Stronghold sets only the name field and the domain field, unless httpd.conf contains the

CookieExpires directive. Without this directive, cookies are deleted when the client quits and Stronghold issues a new one at the beginning of the next session. When CookieExpires is set, Stronghold sends the expires field and the client saves the cookie until it expires.

Taking advantage of cookies to produce dynamic, customized content requires external programs that control content based on session ID's. Whenever a cookie is set for the current session, each client request includes the Cookie HTTP header. For example,

cookie:name-gv427516826238200473

By reading the HTTP_COOKIE environment variable, a program can track related requests and produce dynamic content based on multiple requests over the course of a session.

The CustomLog directive sets the path and format of any log. It can be used to log cookies for a file. For example,

Costom logs/clickstream "% (cookie) i %r %t"

In this example, each entry in the clickstream log file shows the contents of the Cookie header, the first line of the request, and the time. If you like, you can create a more detailed cookie log, or combine cookie logging with another log.

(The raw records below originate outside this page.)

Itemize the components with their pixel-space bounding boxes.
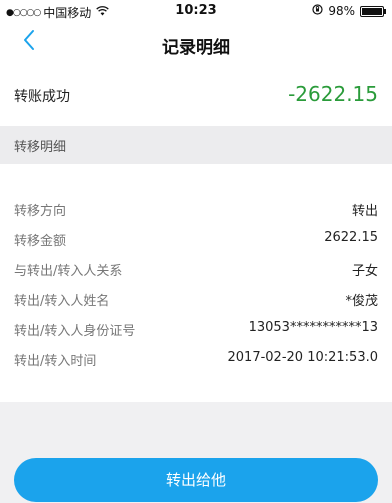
detail-list: 转移方向 转出 转移金额 2622.15 与转出/转入人关系 子女 转出/转入人…	[0, 164, 392, 402]
detail-key: 与转出/转入人关系	[14, 264, 123, 279]
detail-key: 转出/转入人身份证号	[14, 324, 136, 339]
detail-value: 子女	[351, 264, 378, 279]
transfer-status-label: 转账成功	[14, 89, 70, 105]
nav-bar: 记录明细	[0, 22, 392, 66]
detail-key: 转移方向	[14, 204, 67, 219]
rotation-lock-icon	[312, 4, 323, 18]
battery-icon	[360, 5, 386, 17]
detail-value: 转出	[351, 204, 378, 219]
detail-key: 转移金额	[14, 234, 67, 249]
status-bar: ●○○○○ 中国移动 10:23 98%	[0, 0, 392, 22]
detail-row-relationship: 与转出/转入人关系 子女	[0, 257, 392, 281]
detail-row-time: 转出/转入时间 2017-02-20 10:21:53.0	[0, 347, 392, 371]
battery-fill	[362, 7, 382, 15]
detail-row-amount: 转移金额 2622.15	[0, 227, 392, 251]
section-title: 转移明细	[14, 140, 67, 155]
transfer-summary: 转账成功 -2622.15	[0, 66, 392, 126]
battery-percent: 98%	[328, 4, 355, 18]
detail-key: 转出/转入人姓名	[14, 294, 110, 309]
transfer-out-button[interactable]: 转出给他	[14, 458, 378, 502]
detail-value: *俊茂	[345, 294, 378, 309]
transfer-amount: -2622.15	[288, 82, 378, 106]
detail-value: 13053***********13	[248, 320, 378, 335]
status-right: 98%	[312, 4, 386, 18]
detail-value: 2622.15	[324, 230, 378, 245]
detail-key: 转出/转入时间	[14, 354, 97, 369]
detail-row-direction: 转移方向 转出	[0, 197, 392, 221]
page-title: 记录明细	[162, 38, 230, 58]
section-header: 转移明细	[0, 126, 392, 164]
detail-row-id-number: 转出/转入人身份证号 13053***********13	[0, 317, 392, 341]
detail-value: 2017-02-20 10:21:53.0	[227, 350, 378, 365]
detail-row-name: 转出/转入人姓名 *俊茂	[0, 287, 392, 311]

Session Tracking with PATH_INFO

The PATH_INFO variable places a session identification token in the URL, instead of in the response header. The client then uses the GET request method to communicate its token to the server, instead of the Cookie header described in the previous section. This method accommodates older browsers that do not support cookies, as well as user who do not accept cookies.

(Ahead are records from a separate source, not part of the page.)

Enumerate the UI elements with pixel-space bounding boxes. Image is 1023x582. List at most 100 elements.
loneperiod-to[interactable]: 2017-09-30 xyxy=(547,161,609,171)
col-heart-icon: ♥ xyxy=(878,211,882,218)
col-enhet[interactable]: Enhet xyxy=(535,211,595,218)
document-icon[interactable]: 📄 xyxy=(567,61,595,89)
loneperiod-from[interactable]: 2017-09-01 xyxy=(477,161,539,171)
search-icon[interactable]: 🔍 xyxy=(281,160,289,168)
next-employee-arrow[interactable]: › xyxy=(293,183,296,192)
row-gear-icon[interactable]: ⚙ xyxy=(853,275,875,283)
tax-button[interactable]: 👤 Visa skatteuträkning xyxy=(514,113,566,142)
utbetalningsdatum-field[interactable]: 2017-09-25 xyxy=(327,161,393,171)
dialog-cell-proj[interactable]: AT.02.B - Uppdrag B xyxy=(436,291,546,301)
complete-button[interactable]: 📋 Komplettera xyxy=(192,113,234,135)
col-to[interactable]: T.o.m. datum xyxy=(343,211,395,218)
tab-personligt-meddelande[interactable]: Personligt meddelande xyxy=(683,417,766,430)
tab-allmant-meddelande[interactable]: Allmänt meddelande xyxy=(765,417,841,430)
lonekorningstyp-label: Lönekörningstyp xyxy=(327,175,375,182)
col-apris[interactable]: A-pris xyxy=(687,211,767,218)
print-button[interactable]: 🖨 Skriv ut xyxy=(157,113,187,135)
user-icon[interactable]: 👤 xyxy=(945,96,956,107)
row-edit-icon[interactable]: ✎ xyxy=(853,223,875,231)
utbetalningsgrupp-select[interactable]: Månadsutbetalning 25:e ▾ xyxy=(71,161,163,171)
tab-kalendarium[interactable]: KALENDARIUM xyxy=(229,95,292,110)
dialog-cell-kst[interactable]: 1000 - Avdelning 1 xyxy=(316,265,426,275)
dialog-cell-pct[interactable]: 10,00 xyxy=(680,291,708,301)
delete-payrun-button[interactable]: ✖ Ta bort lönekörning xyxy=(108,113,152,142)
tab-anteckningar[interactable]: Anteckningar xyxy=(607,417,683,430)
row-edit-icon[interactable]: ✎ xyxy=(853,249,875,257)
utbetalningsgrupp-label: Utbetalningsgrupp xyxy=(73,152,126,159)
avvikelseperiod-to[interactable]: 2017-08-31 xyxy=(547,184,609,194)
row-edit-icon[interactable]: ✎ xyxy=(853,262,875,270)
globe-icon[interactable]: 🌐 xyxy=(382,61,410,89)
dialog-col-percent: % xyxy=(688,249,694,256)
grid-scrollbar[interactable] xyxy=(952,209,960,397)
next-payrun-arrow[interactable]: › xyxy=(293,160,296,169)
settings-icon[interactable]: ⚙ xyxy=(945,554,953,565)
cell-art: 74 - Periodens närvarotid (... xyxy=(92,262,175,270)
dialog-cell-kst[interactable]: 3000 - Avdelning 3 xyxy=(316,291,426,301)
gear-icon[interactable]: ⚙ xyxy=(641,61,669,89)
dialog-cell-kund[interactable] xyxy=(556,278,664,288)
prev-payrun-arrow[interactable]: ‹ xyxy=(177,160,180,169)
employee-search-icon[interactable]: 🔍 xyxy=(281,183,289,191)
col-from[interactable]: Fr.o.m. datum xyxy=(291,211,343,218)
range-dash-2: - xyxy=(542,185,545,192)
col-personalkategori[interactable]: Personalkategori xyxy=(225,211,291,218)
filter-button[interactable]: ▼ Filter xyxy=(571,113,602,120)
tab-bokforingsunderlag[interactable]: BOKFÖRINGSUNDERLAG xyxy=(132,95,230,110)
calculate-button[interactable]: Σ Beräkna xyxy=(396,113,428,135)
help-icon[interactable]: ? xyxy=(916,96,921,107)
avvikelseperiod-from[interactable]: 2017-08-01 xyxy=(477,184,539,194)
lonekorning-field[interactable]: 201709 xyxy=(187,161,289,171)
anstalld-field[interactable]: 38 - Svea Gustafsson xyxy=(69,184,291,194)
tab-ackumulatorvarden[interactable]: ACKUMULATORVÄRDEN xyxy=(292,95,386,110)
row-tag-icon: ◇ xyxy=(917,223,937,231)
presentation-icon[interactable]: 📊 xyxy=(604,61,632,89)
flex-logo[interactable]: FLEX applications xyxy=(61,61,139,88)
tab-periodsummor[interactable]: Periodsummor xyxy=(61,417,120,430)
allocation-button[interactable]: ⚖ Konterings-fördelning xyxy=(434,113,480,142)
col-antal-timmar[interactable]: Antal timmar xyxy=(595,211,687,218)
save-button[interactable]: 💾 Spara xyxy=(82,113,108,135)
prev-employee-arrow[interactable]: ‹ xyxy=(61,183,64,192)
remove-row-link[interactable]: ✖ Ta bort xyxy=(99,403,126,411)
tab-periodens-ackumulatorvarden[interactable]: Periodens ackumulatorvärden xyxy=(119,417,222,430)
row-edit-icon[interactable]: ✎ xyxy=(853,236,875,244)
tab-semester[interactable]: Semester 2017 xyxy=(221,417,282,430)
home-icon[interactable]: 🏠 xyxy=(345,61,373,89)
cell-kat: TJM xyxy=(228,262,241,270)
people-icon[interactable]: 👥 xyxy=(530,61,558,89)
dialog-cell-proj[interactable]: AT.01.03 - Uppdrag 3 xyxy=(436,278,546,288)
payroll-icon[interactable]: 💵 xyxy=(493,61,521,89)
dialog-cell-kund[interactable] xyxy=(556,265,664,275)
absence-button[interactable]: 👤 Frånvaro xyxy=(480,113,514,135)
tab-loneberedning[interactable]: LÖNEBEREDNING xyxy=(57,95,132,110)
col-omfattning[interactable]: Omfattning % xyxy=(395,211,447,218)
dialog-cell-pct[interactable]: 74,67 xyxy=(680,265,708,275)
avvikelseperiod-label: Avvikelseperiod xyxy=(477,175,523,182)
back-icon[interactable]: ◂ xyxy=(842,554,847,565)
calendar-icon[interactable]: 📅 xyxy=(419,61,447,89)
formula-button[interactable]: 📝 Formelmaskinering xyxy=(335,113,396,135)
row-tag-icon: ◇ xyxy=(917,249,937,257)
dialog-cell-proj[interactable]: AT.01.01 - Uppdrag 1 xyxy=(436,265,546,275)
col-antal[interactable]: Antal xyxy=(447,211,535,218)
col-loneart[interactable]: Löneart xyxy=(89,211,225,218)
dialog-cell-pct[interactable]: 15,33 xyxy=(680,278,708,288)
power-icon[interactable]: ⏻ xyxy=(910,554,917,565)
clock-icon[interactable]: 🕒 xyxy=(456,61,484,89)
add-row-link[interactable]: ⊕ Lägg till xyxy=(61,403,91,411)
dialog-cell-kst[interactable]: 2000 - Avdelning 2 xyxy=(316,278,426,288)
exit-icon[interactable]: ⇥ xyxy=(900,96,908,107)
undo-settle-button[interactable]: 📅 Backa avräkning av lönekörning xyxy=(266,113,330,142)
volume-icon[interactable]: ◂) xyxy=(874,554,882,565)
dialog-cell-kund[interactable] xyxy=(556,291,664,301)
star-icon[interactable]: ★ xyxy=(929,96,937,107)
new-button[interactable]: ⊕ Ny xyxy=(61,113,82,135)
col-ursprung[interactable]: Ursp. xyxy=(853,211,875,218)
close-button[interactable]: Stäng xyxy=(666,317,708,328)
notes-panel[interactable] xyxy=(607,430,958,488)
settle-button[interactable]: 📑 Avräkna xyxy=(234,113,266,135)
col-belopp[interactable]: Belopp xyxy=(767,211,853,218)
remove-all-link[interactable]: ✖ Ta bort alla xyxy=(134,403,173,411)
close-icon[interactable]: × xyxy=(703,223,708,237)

For each initial request, a program must generate a new token, embedded in the URL of every link. When the user follows a link, its URL tells the program to generate another page with the same token embedded in its links. The token is passed from page to page throughout the session.

Dynamic Content Delivery

Dynamic content delivery is the publication of variable content and comes in a variety of forms. It may be content from a database or other non-HTML source, frequently-updated content, user-customized content, and so on. The content delivery method you choose depends on the complexity, location, time-sensitivity, format, and security of the data you want to provide to Web users. Stronghold comes with a number of modules that provide different types of dynamic content delivery:

mod_negotiation performs content negotiation based on language and format preferences set by the browser.
Use this method to provide the same data in different file formats or languages. See "Content Negotiation" on page 9-6.
mod_include facilitates server-side includes, which can embed extra files within the HTML file.
Use this method to automatically insert brief, simple, variable strings of information in otherwise static documents. See "Server-Side Includes" on page 9-7.
mod_jserv enables the use of java servlets to handle requests and compose responses.
Use this method for applications best suited to the java language.
mod_perl embeds a Perl interpreter in the server binary, allowing Perl requests to bypass the slower CGI module.
Use this method to efficiently run legacy Perl scripts (instead of executing them as external CGI programs) and for new applications for which Perl is the most appropriate language.
PHP is a C-like programming language for HTML-embedded scripts that are interpreted each time a PHP document is requested.
PHP provides an extensive language for programming HTML formatting and content, database queries, dynamic image creation, mathematical operations, and more see Chapter 11, "PHP3 Embedded Scripting".
mod_cgi is the standard Common Gateway Interface, which can act as a gateway to any interpreter that resides in the server platform.
Stronghold's standalone indexing and searching programs provide dynamic lists of server resources based on user-provided criteria, and are wxamples of CGI content.

Use this feature to allow users to search your site. See, " Chapter 12, "Indexing and Searching"."